Gallery
A lifelong passion for photography led me into a career in motoring magazines, first as editorial staff and then almost two decades as a freelance photographer, editor and writer.
In recent years, my work has explored an ongoing fascination with the themes of identity and memory. Returning to analogue photography, exploring the use of older and even vintage cameras, and experimenting with freer, more expressive publishing forms such as zines.
‘At Any Time’

The work was created using a 1940s Kodak Six20 folding camera and out of date roll film, and was shot so the viaduct would run along the exposed film. The final digital print was produced at 100 per cent of the negative.
Just as the viaduct has been a Worcester landmark since 1868, the camera and the process of capturing images on film has become a relic of another time. I may not have been the first person to point that camera at that piece of architecture.
The piece was shown in The Artery 100 show in 2024.
Zines

‘Made Up Stories’ – 8 page zine, box of found photographs. Exploring the idea that no matter how little we know about a group of images, we quickly build our own story around them.

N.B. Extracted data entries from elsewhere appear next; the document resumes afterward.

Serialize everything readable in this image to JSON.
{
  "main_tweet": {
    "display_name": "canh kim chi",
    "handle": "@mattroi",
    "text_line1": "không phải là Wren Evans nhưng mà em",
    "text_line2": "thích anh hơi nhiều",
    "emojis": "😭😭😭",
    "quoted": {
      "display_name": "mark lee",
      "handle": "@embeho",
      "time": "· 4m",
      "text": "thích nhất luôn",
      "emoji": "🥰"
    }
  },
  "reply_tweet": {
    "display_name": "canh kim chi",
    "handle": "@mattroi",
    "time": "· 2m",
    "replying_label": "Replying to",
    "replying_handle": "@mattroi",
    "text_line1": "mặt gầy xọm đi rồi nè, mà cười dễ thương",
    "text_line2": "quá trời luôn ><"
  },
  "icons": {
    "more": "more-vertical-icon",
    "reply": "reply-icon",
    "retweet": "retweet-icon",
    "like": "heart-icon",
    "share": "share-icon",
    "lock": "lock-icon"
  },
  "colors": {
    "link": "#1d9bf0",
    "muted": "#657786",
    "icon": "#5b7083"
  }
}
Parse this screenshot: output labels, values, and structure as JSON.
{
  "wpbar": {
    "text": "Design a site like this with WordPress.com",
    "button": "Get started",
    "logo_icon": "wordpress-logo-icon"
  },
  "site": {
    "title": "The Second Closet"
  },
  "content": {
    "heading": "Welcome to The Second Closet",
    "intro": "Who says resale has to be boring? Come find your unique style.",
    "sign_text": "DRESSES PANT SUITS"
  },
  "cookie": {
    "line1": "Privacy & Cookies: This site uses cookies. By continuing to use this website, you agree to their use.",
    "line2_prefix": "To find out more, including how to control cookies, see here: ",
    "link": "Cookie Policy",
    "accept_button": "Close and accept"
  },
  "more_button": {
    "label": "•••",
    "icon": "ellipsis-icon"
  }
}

‘Day’ – excerpt. Test piece exploring the use of phone cameras to document the everyday, and thoughts that the images evoked.

‘A Day In A Life’ – 8 page zine. Theme from the History In The Making project.
After years spent in and around the magazine industry, exploring the culture of zines has been liberating. With no rules on style and format, and with no readership to cater for, a free reign on the content was an exciting opportunity. In my own work, I have found I’ve returned time and again to the themes of nostalgia, memory and identity.
As part of The Word Association team which ran the History In The Making project – in partnership with local artist Oliver Bliss, the Worcestershire Archive service and Worcester Cathedral and funded by Arts Council England – we found participants in workshops shared this interest and produced a varied body of work.
‘Ledbury Faces’








The Ledbury Faces project was inspired by the work of American portrait photographer, Mike Disfarmer, and was intended to help raise awareness of the plight of the Barrett Browning Institute in Ledbury amongst the local people. The building has subsequently received funding from the National Lottery Heritage Resilience Fund and is now the Ledbury Poetry House.
The original intention was to invite sitters only for the first of the five shoot days, and then allow those participants to invite friends, family and contacts along to the later dates, therefore allowing the news of the project to grow organically through word of mouth. On shoot days, the sitters were greeted on the ground floor of the building, given a brief tour and then shown up to the top floor where the cameras were set up. The setting consisted simply of two weaver’s chairs, and I consciously avoided any kind of direction, allowing the subjects to ‘arrange’ themselves for the camera.
‘Travelling By Moonlight’







Travelling by Moonlight was a collaborative project headed by artist Jeannette McCulloch, in conjunction with other local artists and residents at The Forbury Residential Home in Leominster. The project was supported by Arts Council England.
The subjects for the images were informed by conversations with the residents, exploring artefacts that served as memory triggers.
The work took the form of large scale prints and was displayed in an exhibition at the gallery space of the Courtyard Theatre, Hereford.
‘Lost… and Found’
















The ‘Lost… and Found’ project was a collaboration between Deborah Alma poet and the clients of Sheppard House in Newent, Gloucestershire, creating found poetry based on conversations. To illustrate the resulting anthology, I decided to generate images of the poets’ hands – they tell their own stories of a life well lived. A test shoot showed the kind of poses that would be explored, but working with older people presented its own limitations of stamina and mobility.
The images were not only used in the poetry anthology, but were also shown as an exhibition in community spaces.
‘Cafe Salvation’




‘Salvation’ was a photography project, working with visitors to the Salvation community café near Ledbury, using a relaxed, stripped back approach. The resulting images formed an exhibition held within the space.
Auto Photography


















Since 2003, I’ve photographed hundreds of cars – classic, vintage, modern, standard and modified – for a huge number of newsstand motoring titles and clients within the specialist motoring industry. If you can think of a make and model, I will have top quality images – exterior, interior, static, action, and every last detail.